WESTERLY — Proposed modifications to previously approved plans to expand the Westerly Crossings Shopping Center were approved this week by the Planning Board but the board failed to provide a positive advisory opinion on an application for a drive-thru window for one of the proposed new tenants.
The board voted 4-0 Tuesday to approve amendments to the master plan submitted on behalf of Westerly Ventures LLC, the owner of the 25-acre shopping center and adjacent property. The master plan was approved in 2017. Westerly Ventures LLC is an affiliate of the Carpionato Group, the real estate development company based in Johnston.
The new plans would reduce the square footage of the two new buildings to about 29,540 from the previously approved 41,000, according to project engineer Sergio Cherenzia of Cherenzia & Associates. The drive-thru window is being sought for a proposed Starbucks coffee shop, which would occupy a third building.
The plans previously approved by the Planning Board were also approved by the state departments of Transportation and Environmental Management, and the Federal Aviation Administration, said William Nardone, the lawyer who represents Westerly Ventures LLC for the project. The shopping center is located at the northwest edge of the airport property, at the intersection of Routes 1 and 78. "We are fully confident that we'll receive those approvals again based upon a reduction in the scope of what was previously approved," Nardone said.
The three new buildings would all be in a runway protection zone associated with the airport. Two board members and two other residents raised questions about the safety of building in the runway protection zone and the nature of the FAA's approval of the earlier plans.
"There is to be no building whatsoever in a runway protection zone ... we are just asking for trouble by putting those buildings so close to the airport," said Hatsy Moore, one of the residents who spoke during the board's public information session on the proposal.
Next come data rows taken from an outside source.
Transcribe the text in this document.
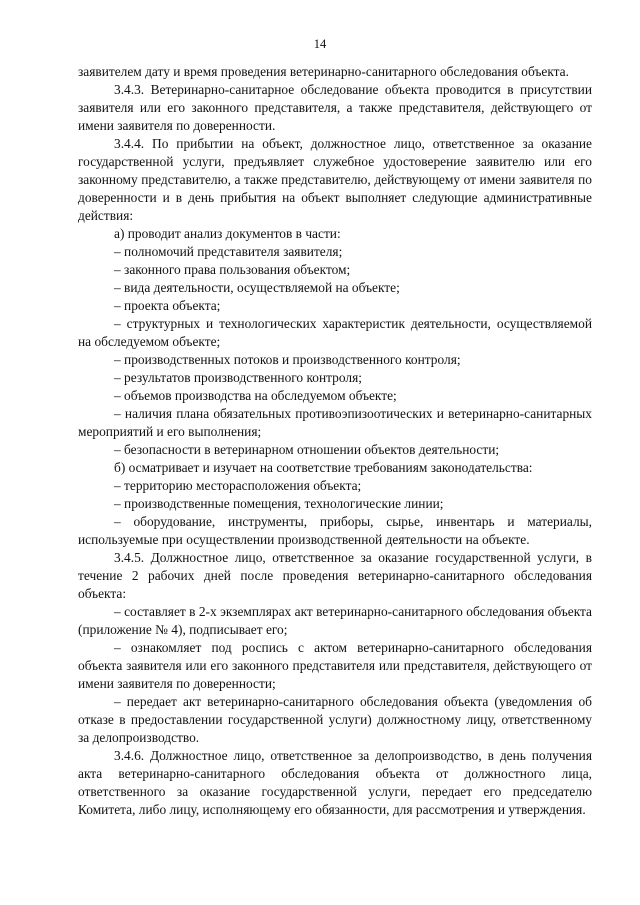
14

заявителем дату и время проведения ветеринарно-санитарного обследования объекта.

3.4.3. Ветеринарно-санитарное обследование объекта проводится в присутствии заявителя или его законного представителя, а также представителя, действующего от имени заявителя по доверенности.

3.4.4. По прибытии на объект, должностное лицо, ответственное за оказание государственной услуги, предъявляет служебное удостоверение заявителю или его законному представителю, а также представителю, действующему от имени заявителя по доверенности и в день прибытия на объект выполняет следующие административные действия:

а) проводит анализ документов в части:

– полномочий представителя заявителя;

– законного права пользования объектом;

– вида деятельности, осуществляемой на объекте;

– проекта объекта;

– структурных и технологических характеристик деятельности, осуществляемой на обследуемом объекте;

– производственных потоков и производственного контроля;

– результатов производственного контроля;

– объемов производства на обследуемом объекте;

– наличия плана обязательных противоэпизоотических и ветеринарно-санитарных мероприятий и его выполнения;

– безопасности в ветеринарном отношении объектов деятельности;

б) осматривает и изучает на соответствие требованиям законодательства:

– территорию месторасположения объекта;

– производственные помещения, технологические линии;

– оборудование, инструменты, приборы, сырье, инвентарь и материалы, используемые при осуществлении производственной деятельности на объекте.

3.4.5. Должностное лицо, ответственное за оказание государственной услуги, в течение 2 рабочих дней после проведения ветеринарно-санитарного обследования объекта:

– составляет в 2-х экземплярах акт ветеринарно-санитарного обследования объекта (приложение № 4), подписывает его;

– ознакомляет под роспись с актом ветеринарно-санитарного обследования объекта заявителя или его законного представителя или представителя, действующего от имени заявителя по доверенности;

– передает акт ветеринарно-санитарного обследования объекта (уведомления об отказе в предоставлении государственной услуги) должностному лицу, ответственному за делопроизводство.

3.4.6. Должностное лицо, ответственное за делопроизводство, в день получения акта ветеринарно-санитарного обследования объекта от должностного лица, ответственного за оказание государственной услуги, передает его председателю Комитета, либо лицу, исполняющему его обязанности, для рассмотрения и утверждения.
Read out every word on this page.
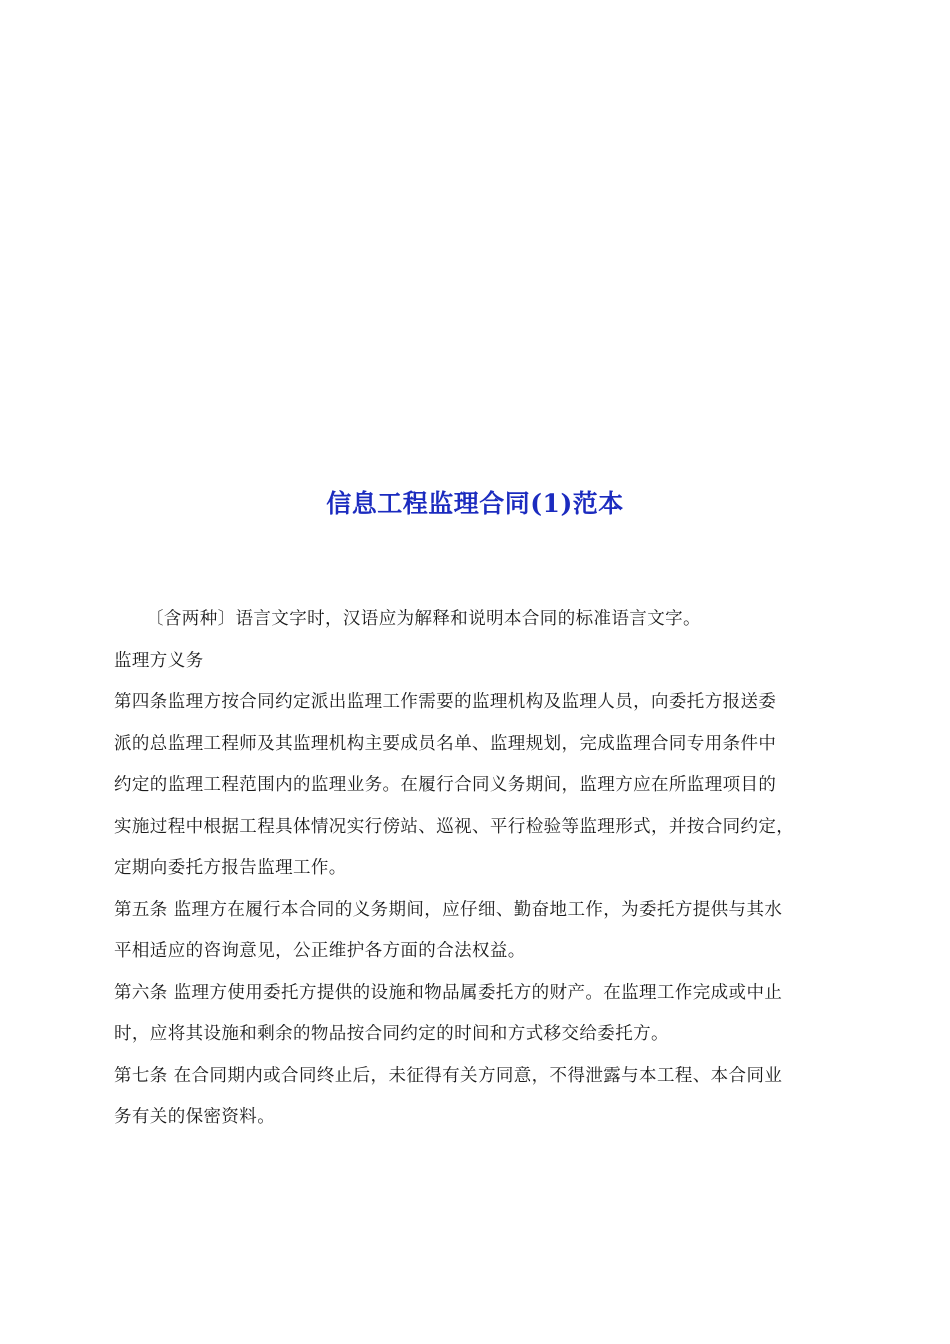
信息工程监理合同(1)范本
〔含两种〕语言文字时，汉语应为解释和说明本合同的标准语言文字。
监理方义务
第四条监理方按合同约定派出监理工作需要的监理机构及监理人员，向委托方报送委
派的总监理工程师及其监理机构主要成员名单、监理规划，完成监理合同专用条件中
约定的监理工程范围内的监理业务。在履行合同义务期间，监理方应在所监理项目的
实施过程中根据工程具体情况实行傍站、巡视、平行检验等监理形式，并按合同约定，
定期向委托方报告监理工作。
第五条 监理方在履行本合同的义务期间，应仔细、勤奋地工作，为委托方提供与其水
平相适应的咨询意见，公正维护各方面的合法权益。
第六条 监理方使用委托方提供的设施和物品属委托方的财产。在监理工作完成或中止
时，应将其设施和剩余的物品按合同约定的时间和方式移交给委托方。
第七条 在合同期内或合同终止后，未征得有关方同意，不得泄露与本工程、本合同业
务有关的保密资料。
Moore is a plaintiff in a lawsuit against the Rhode Island Airport Corporation, which runs Westerly State Airport.
According to FAA guidelines, "Compatible land use within the runway protection zone is generally restricted to such land uses as agricultural, golf course, and similar uses that do not involve congregations of people or construction of buildings or other improvements that may be obstructions."
Town Planner Nancy Letendre acknowledged the concerns raised by Moore, resident Paula Ruisi and board members Richard Constantine and Christopher Lawlor. But she said the FAA considers mitigating factors. When FAA guidelines, she said, "merge with local land use regulations there's a process through which they go to get approval or make construction more conforming, so it's not a strict prohibition."
Letendre also noted that the board previously requested, as a condition of approval, that Westerly Ventures conduct a vertical survey to show the height of proposed new buildings and their relationship to airspace used by aircraft in the area.
Constantine said he had walked out of Stop & Shop, at the shopping center, and "been almost shocked by how low the planes come over there."
Nardone said the previously approved plans received a "determination of no hazard to avigation" regarding each of the proposed buildings in March.
Lawlor noted that the FAA and RIAC both opposed a zone change, which was ultimately approved by the Town Council, for part of the property when it was proposed in 2015.
The board, as a condition of the approval it granted on Tuesday, asked that Westerly Ventures provide it with copies of the material it submits to FAA for the new approval it will seek, as well as a copy of the approval letter it will need in order to move ahead with the new buildings.
Ruisi, in addition to questioning the nature of the FAA's approval, repeated an assertion she has made for years about the property — that the original project approval limited the amount of retail space in the shopping center to 161,000 square feet and that the cap has already been reached.
Former Town Planner Jason Parker, who is now a member of the Planning Board, had determined that the Town Council's move to approve the rezoning had the effect of wiping away the previous conditions that would have limited the type and location of additional development on the property. Lawyers for Westerly Ventures have vehemently denied Parker's opinion. Parker did not attend the board's meeting on Tuesday.
Nardone declined to address Ruisi's comments in detail but said, "What has been built is in compliance with the rules and regulations and conditions that were imposed upon it."
The request for a positive advisory opinion for a special use permit to allow the drive-thru window for Starbucks failed despite a 3-1 vote in favor of issuing the opinion to the Zoning Board of Review. Board members James Hall IV, Justin Hopkins and Constantine voted in favor. Lawlor voted in opposition.
The board's lawyer, Scott Levesque, said at least four votes in favor from the seven member board were required for approval. Board members Dylan A. Kosten and Catherine DeNoia were also absent.